La Lazio piega la Juventus 3-2 in un match pirotecnico e con un finale al cardiopalma. I ragazzi d Inzaghi alzano al cielo il primo trofeo della stagione, mentre per Allegri c’è da riflettere molto

-di Calogero Destro-

Nella notte romana festeggia la Lazio: Juventus battuta 3-2 (ph. Zimbio)

E’ la Lazio di Simone Inzaghi ad aggiudicarsi il primo trofeo della stagione. I biancocelesti piegano la Juventus 3-2 con un gol di Murgia al 92’ e condannano la squadra di Allegri, che pure era riuscita a riacciuffare una gara che ormai sembrava definitivamente segnata. Fino alla fine: è il motto della Juventus, che dopo essere andata sotto per 2-0 (doppietta di uno scatenato Immobile) nel giro di 6 minuti, tra l’85’ e il 91’, aveva prima accorciato con la perla su punizione di Dybala e poi impattato su rigore – molto contestato – dello stesso puntero argentino. Ma nessuno aveva calcolato il colpo di scena. I bianconeri peccano di presunzione, pensando di poterla vincere e vengono puniti ancora. Lukaku sfonda sulla sinistra sfruttando un errore di un disastroso De Sciglio, la mette a rimorchio e trova l’apoteosi di Murgia: 3-2 Lazio e Supercoppa in bacheca.

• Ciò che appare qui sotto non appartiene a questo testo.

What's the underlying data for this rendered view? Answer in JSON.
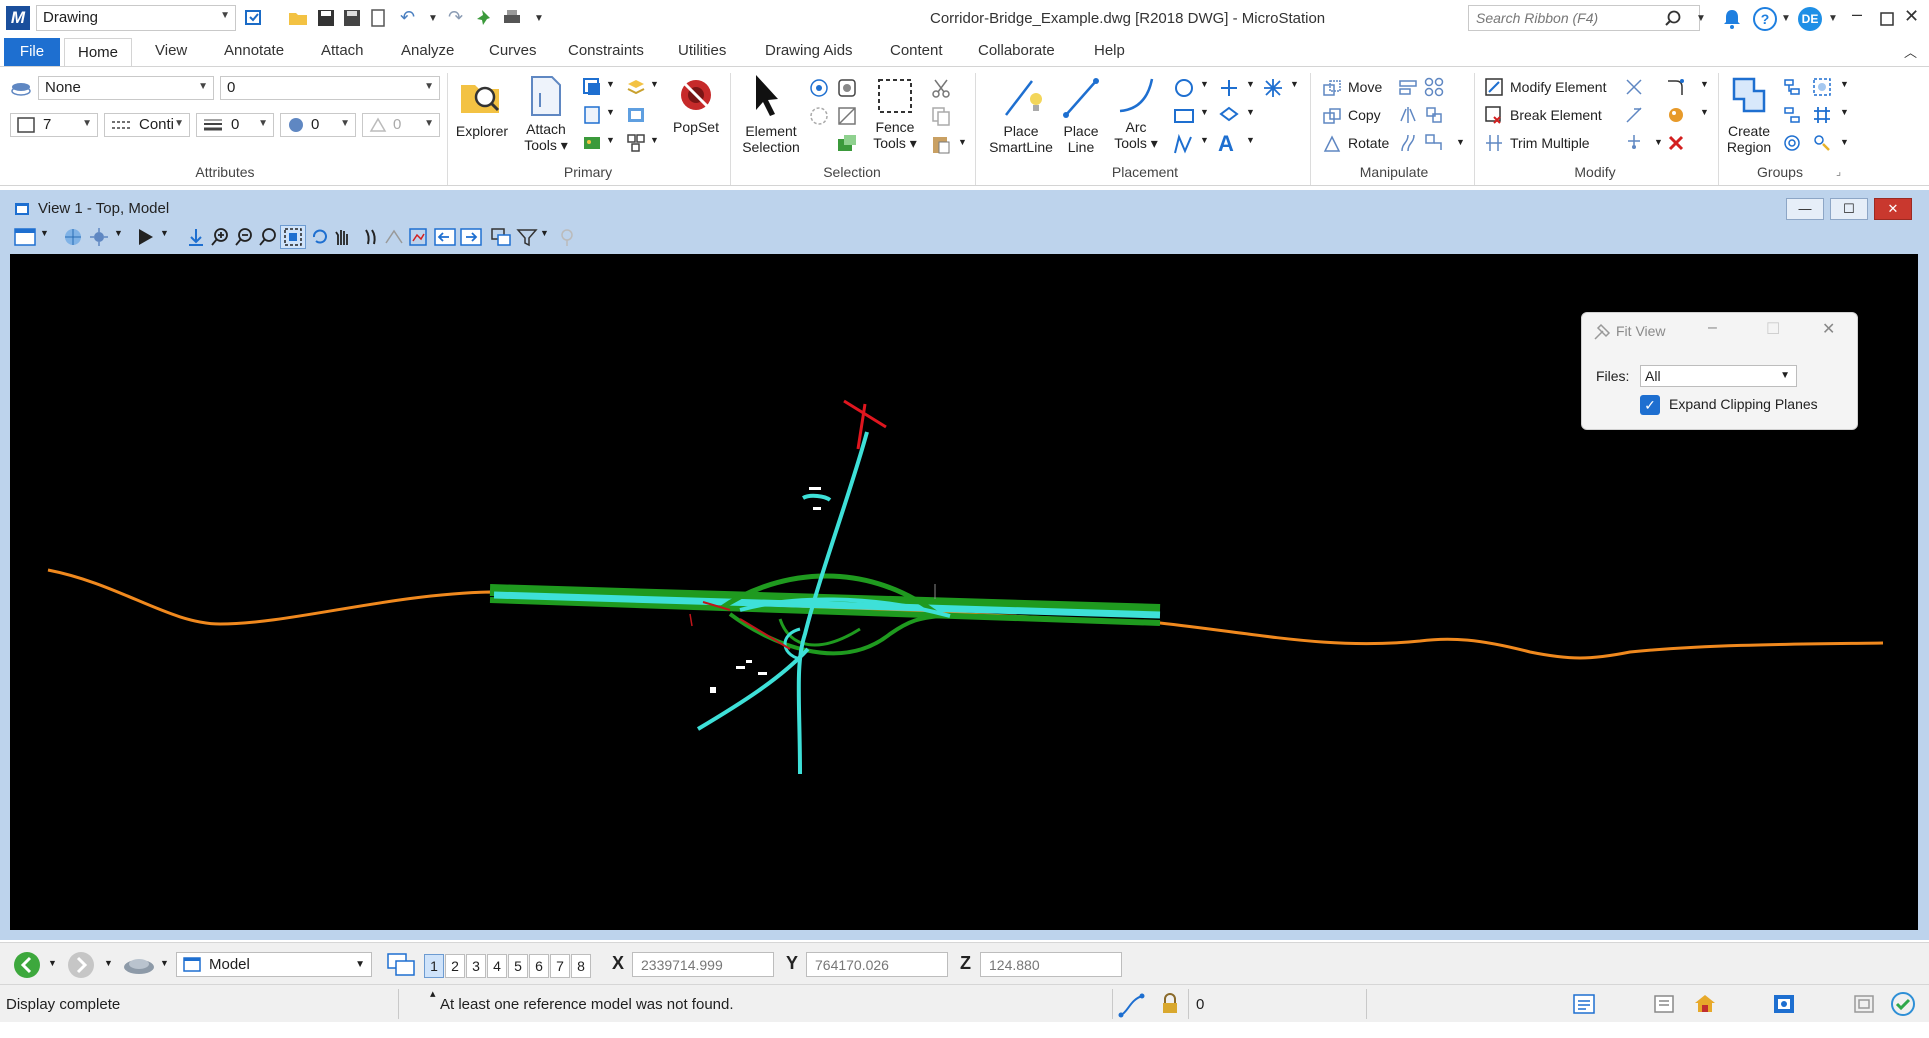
{
  "app": {
    "title": "Corridor-Bridge_Example.dwg [R2018 DWG] - MicroStation",
    "workflow": "Drawing",
    "search_placeholder": "Search Ribbon (F4)",
    "user_initials": "DE"
  },
  "tabs": [
    "File",
    "Home",
    "View",
    "Annotate",
    "Attach",
    "Analyze",
    "Curves",
    "Constraints",
    "Utilities",
    "Drawing Aids",
    "Content",
    "Collaborate",
    "Help"
  ],
  "ribbon": {
    "attributes": {
      "label": "Attributes",
      "level": "None",
      "color": "0",
      "weight": "7",
      "style": "Conti",
      "line_weight": "0",
      "transparency": "0",
      "priority": "0"
    },
    "primary": {
      "label": "Primary",
      "explorer": "Explorer",
      "attach_tools_1": "Attach",
      "attach_tools_2": "Tools",
      "popset": "PopSet"
    },
    "selection": {
      "label": "Selection",
      "element_selection_1": "Element",
      "element_selection_2": "Selection",
      "fence_tools_1": "Fence",
      "fence_tools_2": "Tools"
    },
    "placement": {
      "label": "Placement",
      "smartline_1": "Place",
      "smartline_2": "SmartLine",
      "line_1": "Place",
      "line_2": "Line",
      "arc_1": "Arc",
      "arc_2": "Tools"
    },
    "manipulate": {
      "label": "Manipulate",
      "move": "Move",
      "copy": "Copy",
      "rotate": "Rotate"
    },
    "modify": {
      "label": "Modify",
      "modify_element": "Modify Element",
      "break_element": "Break Element",
      "trim_multiple": "Trim Multiple"
    },
    "groups": {
      "label": "Groups",
      "create_region_1": "Create",
      "create_region_2": "Region"
    }
  },
  "view": {
    "title": "View 1 - Top, Model"
  },
  "fit_view": {
    "title": "Fit View",
    "files_label": "Files:",
    "files_value": "All",
    "expand_label": "Expand Clipping Planes",
    "expand_checked": true
  },
  "bottom": {
    "model": "Model",
    "view_numbers": [
      "1",
      "2",
      "3",
      "4",
      "5",
      "6",
      "7",
      "8"
    ],
    "x_label": "X",
    "x_value": "2339714.999",
    "y_label": "Y",
    "y_value": "764170.026",
    "z_label": "Z",
    "z_value": "124.880"
  },
  "status": {
    "left": "Display complete",
    "message": "At least one reference model was not found.",
    "lock_count": "0"
  },
  "colors": {
    "accent": "#1e6fd0",
    "alignment": "#f0891e",
    "corridor": "#3ee0d8",
    "corridor_edge": "#1f9a1f",
    "red_marker": "#e0161f"
  }
}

Juventus rimandata– Il 3-5-1-1 della Lazio, con M. Savic dietro Immobile e un centrocampo folto e dinamico, ha messo in grande difficoltà i bianconeri, troppo compassati nello sviluppo della manovra e sofferenti il pressing biancoceleste. Ancora una volta, dopo l’addio di Bonucci, Benatia non ha convinto, mentre Barzagli mostra – comprensibilmente – qualche scricchiolio di troppo. Il solo, seppur immenso Chiellini, non è bastato, ne potrà bastare nel futuro prossimo. In mezzo al campo Pjanic e Khedira sono apparsi lenti e imprecisi. In avanti, esclusa l’esuberanza di Dybala, all’esordio con la 10 sulle spalle, si è fatto ben poco. Il 4-2-3-1, come si è visto stasera, non è praticabile senza lo spirito di sacrificio degli attaccanti e un centrocampo che accompagni costantemente ad ogni azione. Inoltre, ed è davvero evidente, manca un terzino destro affidabile e di qualità: troppo grande la forbice tra i due esterni bassi dei bianconeri. Una nota positiva però c’è. Si tratta di Douglas Costa, partito dalla panchina ma in grado di accendere la luce appena messo piede in campo. Per rendere al meglio, però, dovrà giocare a destra – e Allegri sembra essersene accorto troppo tardi – per poter sfruttare al massimo il rientro su un mancino delizioso, col quale può mettere cross forti e tagliati, ma anche cercare l’uno-due nello stretto o la conclusione a giro.